Mirrors control chemical selectivity
A chemical reaction transforms the molecules that make up matter. To influence chemical reactions, chemists typically act on the molecules themselves, rather than the space in which the reaction takes places. However, researchers at the University of Strasbourg have shown that chemical reactions can indeed be influenced simply by conducting them between two appropriately spaced mirrors, kept only micrometers apart, a vessel physicist call an "optical cavity".
Inside these microscopic "optical cavities", like everywhere else in the universe, electromagnetic fluctuations happen, even in the dark. These fluctuations can be thought of as waves confined between two walls. When the walls are spaced at a suitable distance, the waves are amplified, just as the movement of a swing is amplified when pushed at regular intervals corresponding to its swinging frequency. When a liquid is injected between the walls of the cavity, the electromagnetic fluctuations interact with the molecules inside, provided that the cavity resonates with one of the molecule's vibrations.
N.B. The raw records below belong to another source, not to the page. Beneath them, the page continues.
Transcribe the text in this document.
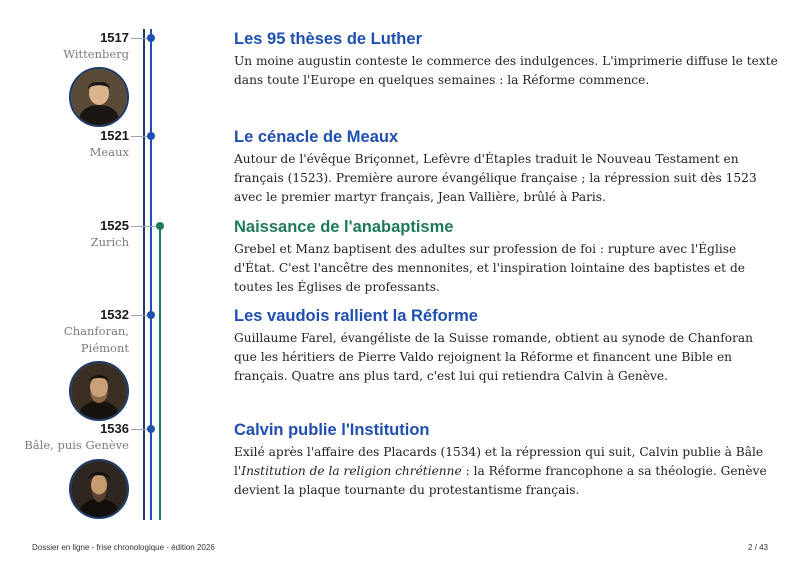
1517
Wittenberg
Les 95 thèses de Luther

Un moine augustin conteste le commerce des indulgences. L'imprimerie diffuse le texte dans toute l'Europe en quelques semaines : la Réforme commence.

1521
Meaux
Le cénacle de Meaux

Autour de l'évêque Briçonnet, Lefèvre d'Étaples traduit le Nouveau Testament en français (1523). Première aurore évangélique française ; la répression suit dès 1523 avec le premier martyr français, Jean Vallière, brûlé à Paris.

1525
Zurich
Naissance de l'anabaptisme

Grebel et Manz baptisent des adultes sur profession de foi : rupture avec l'Église d'État. C'est l'ancêtre des mennonites, et l'inspiration lointaine des baptistes et de toutes les Églises de professants.

1532
Chanforan, Piémont
Les vaudois rallient la Réforme

Guillaume Farel, évangéliste de la Suisse romande, obtient au synode de Chanforan que les héritiers de Pierre Valdo rejoignent la Réforme et financent une Bible en français. Quatre ans plus tard, c'est lui qui retiendra Calvin à Genève.

1536
Bâle, puis Genève
Calvin publie l'Institution

Exilé après l'affaire des Placards (1534) et la répression qui suit, Calvin publie à Bâle l'Institution de la religion chrétienne : la Réforme francophone a sa théologie. Genève devient la plaque tournante du protestantisme français.

Dossier en ligne - frise chronologique - édition 2026	2 / 43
If the interaction is strong enough, the vibrations and optical resonance form hybrid states (half photonic, half vibrational). In that case, the molecules can be said to be under the influence of vibrational strong coupling (VSC).
The teams of professors Thomas Ebbesen and Joseph Moran, specialized in nanoscience and chemical catalysis, respectively, began a collaboration in 2015 to try to understand if VSC could have an effect on chemical reactions. The following year, they published a first article showing that it is possible to slow down the deprotection of a trimethylsilyl protecting group by fluoride by a factor of five.
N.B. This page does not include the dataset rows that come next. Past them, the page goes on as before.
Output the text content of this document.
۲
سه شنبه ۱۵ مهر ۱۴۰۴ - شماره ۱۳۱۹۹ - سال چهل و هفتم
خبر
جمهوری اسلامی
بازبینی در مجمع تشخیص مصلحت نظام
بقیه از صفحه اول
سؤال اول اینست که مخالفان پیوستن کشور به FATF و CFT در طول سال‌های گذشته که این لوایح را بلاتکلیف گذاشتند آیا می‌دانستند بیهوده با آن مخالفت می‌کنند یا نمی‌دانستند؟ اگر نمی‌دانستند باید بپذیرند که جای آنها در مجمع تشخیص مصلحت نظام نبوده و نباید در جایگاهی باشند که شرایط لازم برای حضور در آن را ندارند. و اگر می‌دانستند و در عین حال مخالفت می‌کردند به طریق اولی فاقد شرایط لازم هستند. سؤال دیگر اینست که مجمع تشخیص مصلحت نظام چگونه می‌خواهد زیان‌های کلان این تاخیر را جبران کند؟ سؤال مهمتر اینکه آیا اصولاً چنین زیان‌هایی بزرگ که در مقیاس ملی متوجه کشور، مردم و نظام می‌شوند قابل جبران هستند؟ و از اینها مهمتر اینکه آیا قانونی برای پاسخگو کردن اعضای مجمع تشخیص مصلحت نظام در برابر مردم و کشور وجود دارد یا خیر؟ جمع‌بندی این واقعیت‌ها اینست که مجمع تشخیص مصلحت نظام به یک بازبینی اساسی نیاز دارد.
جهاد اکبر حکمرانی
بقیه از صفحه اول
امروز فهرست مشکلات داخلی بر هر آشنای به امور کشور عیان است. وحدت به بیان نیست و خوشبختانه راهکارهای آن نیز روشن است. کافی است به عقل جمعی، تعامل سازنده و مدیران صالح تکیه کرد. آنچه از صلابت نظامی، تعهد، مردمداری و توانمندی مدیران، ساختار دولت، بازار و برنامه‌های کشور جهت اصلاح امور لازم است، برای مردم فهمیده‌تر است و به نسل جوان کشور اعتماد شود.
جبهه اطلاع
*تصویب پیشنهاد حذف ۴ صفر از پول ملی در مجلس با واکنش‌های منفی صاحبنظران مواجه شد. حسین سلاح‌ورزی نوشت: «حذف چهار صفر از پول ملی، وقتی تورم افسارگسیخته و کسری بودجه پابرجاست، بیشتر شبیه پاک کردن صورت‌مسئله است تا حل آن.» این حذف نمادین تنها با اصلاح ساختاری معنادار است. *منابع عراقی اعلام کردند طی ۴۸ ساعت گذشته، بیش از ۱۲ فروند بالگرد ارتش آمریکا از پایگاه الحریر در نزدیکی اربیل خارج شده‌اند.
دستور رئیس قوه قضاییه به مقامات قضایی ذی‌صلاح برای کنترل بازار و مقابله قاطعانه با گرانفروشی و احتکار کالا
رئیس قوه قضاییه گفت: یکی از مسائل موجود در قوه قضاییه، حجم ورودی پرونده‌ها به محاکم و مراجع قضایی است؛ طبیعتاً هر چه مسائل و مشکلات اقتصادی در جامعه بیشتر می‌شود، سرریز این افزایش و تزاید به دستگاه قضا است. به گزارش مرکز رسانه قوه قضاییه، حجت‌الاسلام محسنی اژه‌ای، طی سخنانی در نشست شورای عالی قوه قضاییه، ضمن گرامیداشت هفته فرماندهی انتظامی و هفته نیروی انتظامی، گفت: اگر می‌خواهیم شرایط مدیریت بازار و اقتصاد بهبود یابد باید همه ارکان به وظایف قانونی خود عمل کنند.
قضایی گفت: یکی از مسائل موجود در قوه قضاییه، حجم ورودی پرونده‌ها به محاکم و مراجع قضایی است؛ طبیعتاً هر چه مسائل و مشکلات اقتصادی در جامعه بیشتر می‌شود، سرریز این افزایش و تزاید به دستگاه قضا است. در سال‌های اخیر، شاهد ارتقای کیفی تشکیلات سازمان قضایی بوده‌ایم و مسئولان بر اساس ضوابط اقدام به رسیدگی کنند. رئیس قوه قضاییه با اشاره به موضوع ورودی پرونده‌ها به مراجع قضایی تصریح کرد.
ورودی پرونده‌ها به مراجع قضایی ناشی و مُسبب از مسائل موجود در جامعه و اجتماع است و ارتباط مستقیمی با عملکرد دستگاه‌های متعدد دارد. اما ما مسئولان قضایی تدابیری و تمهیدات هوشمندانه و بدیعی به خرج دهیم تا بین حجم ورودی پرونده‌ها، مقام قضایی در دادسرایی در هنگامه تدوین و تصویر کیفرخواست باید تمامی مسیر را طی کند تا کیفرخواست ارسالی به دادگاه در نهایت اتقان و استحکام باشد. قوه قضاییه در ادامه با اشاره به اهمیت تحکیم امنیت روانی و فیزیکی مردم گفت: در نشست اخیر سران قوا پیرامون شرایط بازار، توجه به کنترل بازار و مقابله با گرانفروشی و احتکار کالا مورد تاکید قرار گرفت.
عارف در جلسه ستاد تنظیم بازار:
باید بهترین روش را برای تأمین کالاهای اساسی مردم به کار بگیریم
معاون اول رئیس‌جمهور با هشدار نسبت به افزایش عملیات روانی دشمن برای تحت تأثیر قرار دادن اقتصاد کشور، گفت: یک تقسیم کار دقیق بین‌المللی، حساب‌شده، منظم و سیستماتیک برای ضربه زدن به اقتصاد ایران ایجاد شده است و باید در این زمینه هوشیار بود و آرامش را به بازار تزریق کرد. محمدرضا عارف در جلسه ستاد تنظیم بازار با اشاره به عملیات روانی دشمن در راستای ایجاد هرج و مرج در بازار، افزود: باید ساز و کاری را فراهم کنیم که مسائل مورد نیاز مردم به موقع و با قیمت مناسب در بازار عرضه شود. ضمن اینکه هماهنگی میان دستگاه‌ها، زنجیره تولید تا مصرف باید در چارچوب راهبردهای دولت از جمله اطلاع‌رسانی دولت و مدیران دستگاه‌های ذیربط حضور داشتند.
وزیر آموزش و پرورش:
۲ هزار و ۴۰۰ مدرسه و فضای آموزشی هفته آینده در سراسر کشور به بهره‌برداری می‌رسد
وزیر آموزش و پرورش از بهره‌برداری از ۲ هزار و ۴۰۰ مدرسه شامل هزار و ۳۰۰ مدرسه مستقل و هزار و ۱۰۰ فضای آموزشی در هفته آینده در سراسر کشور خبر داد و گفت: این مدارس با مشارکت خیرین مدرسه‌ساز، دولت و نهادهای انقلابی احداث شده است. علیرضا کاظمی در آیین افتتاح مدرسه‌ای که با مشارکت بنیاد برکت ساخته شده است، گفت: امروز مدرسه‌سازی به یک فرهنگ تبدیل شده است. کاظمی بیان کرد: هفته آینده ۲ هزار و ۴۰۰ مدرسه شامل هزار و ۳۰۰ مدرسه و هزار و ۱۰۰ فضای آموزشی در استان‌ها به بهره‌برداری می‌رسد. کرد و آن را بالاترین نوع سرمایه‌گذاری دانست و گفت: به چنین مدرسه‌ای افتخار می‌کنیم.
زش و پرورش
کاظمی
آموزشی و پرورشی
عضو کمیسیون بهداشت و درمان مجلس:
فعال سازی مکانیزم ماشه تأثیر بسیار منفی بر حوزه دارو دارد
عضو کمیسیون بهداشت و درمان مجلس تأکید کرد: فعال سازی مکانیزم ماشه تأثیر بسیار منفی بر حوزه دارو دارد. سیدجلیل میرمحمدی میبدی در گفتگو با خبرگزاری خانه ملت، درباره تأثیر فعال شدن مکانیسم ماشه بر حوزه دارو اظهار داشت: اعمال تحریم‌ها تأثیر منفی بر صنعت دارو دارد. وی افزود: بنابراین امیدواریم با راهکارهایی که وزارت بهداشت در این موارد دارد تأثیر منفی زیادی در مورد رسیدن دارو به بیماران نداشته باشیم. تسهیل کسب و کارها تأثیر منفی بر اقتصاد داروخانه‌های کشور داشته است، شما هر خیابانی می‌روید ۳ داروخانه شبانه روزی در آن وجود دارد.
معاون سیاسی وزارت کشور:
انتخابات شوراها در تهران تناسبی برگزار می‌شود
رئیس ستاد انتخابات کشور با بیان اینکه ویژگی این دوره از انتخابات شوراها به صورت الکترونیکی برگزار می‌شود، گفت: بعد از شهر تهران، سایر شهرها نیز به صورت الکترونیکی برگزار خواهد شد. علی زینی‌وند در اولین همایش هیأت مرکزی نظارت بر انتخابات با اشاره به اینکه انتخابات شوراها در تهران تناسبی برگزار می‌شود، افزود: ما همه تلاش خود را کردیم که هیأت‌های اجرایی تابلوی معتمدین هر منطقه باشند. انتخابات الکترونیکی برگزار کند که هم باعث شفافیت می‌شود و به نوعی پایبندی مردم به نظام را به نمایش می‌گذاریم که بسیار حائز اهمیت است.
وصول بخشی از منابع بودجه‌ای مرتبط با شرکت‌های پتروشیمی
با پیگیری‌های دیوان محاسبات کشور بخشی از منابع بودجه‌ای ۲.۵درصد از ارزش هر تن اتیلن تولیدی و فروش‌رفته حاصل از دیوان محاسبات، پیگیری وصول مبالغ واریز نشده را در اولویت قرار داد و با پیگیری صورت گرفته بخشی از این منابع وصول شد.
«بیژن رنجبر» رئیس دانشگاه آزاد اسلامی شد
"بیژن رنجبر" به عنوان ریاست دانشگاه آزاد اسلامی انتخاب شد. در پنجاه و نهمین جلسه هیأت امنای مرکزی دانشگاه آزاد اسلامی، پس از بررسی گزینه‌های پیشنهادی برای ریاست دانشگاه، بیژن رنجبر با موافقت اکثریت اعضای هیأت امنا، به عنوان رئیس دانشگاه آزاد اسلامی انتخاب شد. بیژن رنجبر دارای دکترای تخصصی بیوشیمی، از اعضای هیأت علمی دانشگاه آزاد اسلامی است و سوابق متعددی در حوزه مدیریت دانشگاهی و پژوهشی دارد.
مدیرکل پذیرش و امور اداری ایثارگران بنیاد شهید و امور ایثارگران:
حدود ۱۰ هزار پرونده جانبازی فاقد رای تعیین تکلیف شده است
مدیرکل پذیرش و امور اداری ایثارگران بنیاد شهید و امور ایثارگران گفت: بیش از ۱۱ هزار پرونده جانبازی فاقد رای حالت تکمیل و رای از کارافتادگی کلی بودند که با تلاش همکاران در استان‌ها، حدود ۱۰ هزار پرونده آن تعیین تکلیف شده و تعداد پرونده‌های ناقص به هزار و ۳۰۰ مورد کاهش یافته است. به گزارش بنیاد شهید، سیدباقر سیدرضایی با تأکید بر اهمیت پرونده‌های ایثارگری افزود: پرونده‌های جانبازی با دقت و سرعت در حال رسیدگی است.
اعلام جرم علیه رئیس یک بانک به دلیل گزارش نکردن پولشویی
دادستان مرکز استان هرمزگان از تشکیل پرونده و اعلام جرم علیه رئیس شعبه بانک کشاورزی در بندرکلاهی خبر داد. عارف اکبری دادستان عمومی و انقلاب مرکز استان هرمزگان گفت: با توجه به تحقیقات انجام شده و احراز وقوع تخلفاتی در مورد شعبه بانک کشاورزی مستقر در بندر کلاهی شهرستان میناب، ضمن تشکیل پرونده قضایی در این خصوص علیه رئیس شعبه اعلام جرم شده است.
These promising results led them to try to control the selectivity of chemical reactions by VSC. In other words, to study the possibility of promoting the formation of one product over another in a transformation that could give two different outcomes. For this purpose, they designed a substrate comprising two distinct silyl groups that can react with the fluoride ion to form two different products. By tuning the optical cavity to different vibrations of the molecule, they could not only change the relative yield of two products, but also show which vibrations are involved in the reaction mechanism.
This pioneering discovery is a proof of concept that opens the way to control chemical reactions by simple physical means: by adjusting the distance between two mirrors in the dark. Moreover, it is a tool to understand fundamental chemical reactivity. But the collaboration between the two teams does not stop there. They are currently studying other types of reactions to try to understand the rules that govern chemistry under the influence of VSC.